Yep she is coming and man she is ready I think more then me.


----------



## RCaughman (Mar 2, 2010)

*obama's first cousin*



14 KING said:


> I will be therr shooting open B. Won out of open c in gainesville!


What an avitar


----------



## hound dog (Mar 2, 2010)

badcompany said:


> Heck they dont shoot real stuff do they?



Yep


----------



## kerbow01 (Mar 2, 2010)

hopefullly i can pull off another high finish so i can talk my dad into takin me to texas to keep up soy points lol


----------



## t8ter (Mar 4, 2010)

d-9 sat be there for the team shoot fri.


----------



## hound dog (Mar 4, 2010)

RAC is pulling out in the am and ready to go.


----------



## 12ptsteve (Mar 4, 2010)

dwayne,blake,mark lovett and i are leaving at 6:00 in the morn and about 10 others from 12 point will be there


----------



## Hunterrs (Mar 4, 2010)

Me, the boy and Big John are leaving around 8 in the morning.


----------



## stuffer (Mar 4, 2010)

me steve billy & leard are leaving at 5 am


----------



## hound dog (Mar 4, 2010)

Man it"s looks like a good crowd from GA.


----------



## hound dog (Mar 5, 2010)

I'm up and ready to get it on.

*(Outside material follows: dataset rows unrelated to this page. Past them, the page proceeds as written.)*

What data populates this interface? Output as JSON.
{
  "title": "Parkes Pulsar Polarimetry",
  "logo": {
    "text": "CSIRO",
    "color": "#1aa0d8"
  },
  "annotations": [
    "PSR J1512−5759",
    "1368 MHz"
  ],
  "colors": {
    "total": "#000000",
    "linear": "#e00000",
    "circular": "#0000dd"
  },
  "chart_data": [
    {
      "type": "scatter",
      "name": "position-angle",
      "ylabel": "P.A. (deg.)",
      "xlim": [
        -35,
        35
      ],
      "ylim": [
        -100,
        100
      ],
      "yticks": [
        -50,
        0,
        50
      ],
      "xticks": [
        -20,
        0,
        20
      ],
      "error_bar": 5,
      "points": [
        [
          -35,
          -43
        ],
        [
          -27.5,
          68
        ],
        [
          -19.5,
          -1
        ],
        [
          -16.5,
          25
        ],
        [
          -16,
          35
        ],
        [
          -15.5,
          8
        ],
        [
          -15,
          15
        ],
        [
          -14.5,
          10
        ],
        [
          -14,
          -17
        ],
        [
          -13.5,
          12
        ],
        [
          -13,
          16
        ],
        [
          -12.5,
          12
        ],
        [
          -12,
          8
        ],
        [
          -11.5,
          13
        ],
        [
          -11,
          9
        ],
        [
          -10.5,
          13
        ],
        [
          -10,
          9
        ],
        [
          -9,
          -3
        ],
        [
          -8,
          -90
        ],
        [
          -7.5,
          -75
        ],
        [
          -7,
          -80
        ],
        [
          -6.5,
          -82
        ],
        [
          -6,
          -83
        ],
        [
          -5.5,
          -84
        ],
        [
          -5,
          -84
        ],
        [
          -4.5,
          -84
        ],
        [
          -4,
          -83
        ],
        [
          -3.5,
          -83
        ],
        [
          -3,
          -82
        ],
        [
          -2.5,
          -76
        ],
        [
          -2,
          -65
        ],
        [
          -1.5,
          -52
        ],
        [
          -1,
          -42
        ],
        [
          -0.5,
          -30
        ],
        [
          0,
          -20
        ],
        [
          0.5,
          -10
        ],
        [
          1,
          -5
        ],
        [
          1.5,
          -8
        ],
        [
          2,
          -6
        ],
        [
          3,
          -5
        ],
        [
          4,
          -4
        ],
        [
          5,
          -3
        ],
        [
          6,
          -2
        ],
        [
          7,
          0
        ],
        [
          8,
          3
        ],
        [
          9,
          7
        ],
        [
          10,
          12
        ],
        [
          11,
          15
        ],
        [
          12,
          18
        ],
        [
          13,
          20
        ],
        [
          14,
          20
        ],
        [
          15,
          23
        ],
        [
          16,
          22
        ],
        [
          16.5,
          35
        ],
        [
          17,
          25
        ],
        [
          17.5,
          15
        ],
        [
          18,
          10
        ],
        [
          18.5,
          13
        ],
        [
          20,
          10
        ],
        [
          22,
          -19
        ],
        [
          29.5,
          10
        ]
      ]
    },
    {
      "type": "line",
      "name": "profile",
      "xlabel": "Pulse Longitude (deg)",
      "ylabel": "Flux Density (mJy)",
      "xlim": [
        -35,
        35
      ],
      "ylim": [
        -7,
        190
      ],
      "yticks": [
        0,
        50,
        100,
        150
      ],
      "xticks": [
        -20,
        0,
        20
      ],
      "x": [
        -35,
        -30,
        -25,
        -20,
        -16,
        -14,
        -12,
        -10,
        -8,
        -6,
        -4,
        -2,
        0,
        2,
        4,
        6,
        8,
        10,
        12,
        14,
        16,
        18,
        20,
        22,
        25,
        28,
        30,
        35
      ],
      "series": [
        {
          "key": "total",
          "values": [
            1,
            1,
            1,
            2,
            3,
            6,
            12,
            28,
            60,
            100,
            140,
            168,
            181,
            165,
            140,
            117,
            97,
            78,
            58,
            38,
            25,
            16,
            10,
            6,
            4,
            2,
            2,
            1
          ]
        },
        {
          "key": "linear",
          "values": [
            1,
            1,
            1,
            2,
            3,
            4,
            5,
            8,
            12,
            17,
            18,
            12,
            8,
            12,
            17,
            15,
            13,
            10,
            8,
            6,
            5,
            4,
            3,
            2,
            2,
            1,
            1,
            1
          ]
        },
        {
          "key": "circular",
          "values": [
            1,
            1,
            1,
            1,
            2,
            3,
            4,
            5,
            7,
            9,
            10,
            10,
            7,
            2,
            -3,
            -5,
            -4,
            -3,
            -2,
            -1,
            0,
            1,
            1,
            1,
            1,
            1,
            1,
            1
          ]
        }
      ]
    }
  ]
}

See yall there.


----------



## Big John (Mar 5, 2010)

ok then


----------



## Archery Mom (Mar 5, 2010)

travel safe and let us all know how everyone is doing... we are cheering you all on, but a special cheer for Kailey and Blake... shootem straight....


----------



## alligood729 (Mar 5, 2010)

Out the door! Everybody drive safely!!!


----------



## watermedic (Mar 5, 2010)

My buddy doen't get off of work until 5 or so. I guess we will leave around 6. See ya there!!

Chuck


----------



## Larry Rooks (Mar 5, 2010)

I'L  there Saturday, want be shooting but visiting the crowd.  Can't shoot for while, probably be July before I'm 
able to draw a bow again but I will be there to visit and
enjoy the crowds and old friends


----------



## rank bull (Mar 5, 2010)

i am ready got my pay check this mornin which was more than i was thought it was goin to be s which is always good i will there bright and early tomorrow mornin good luck to every one from ga


----------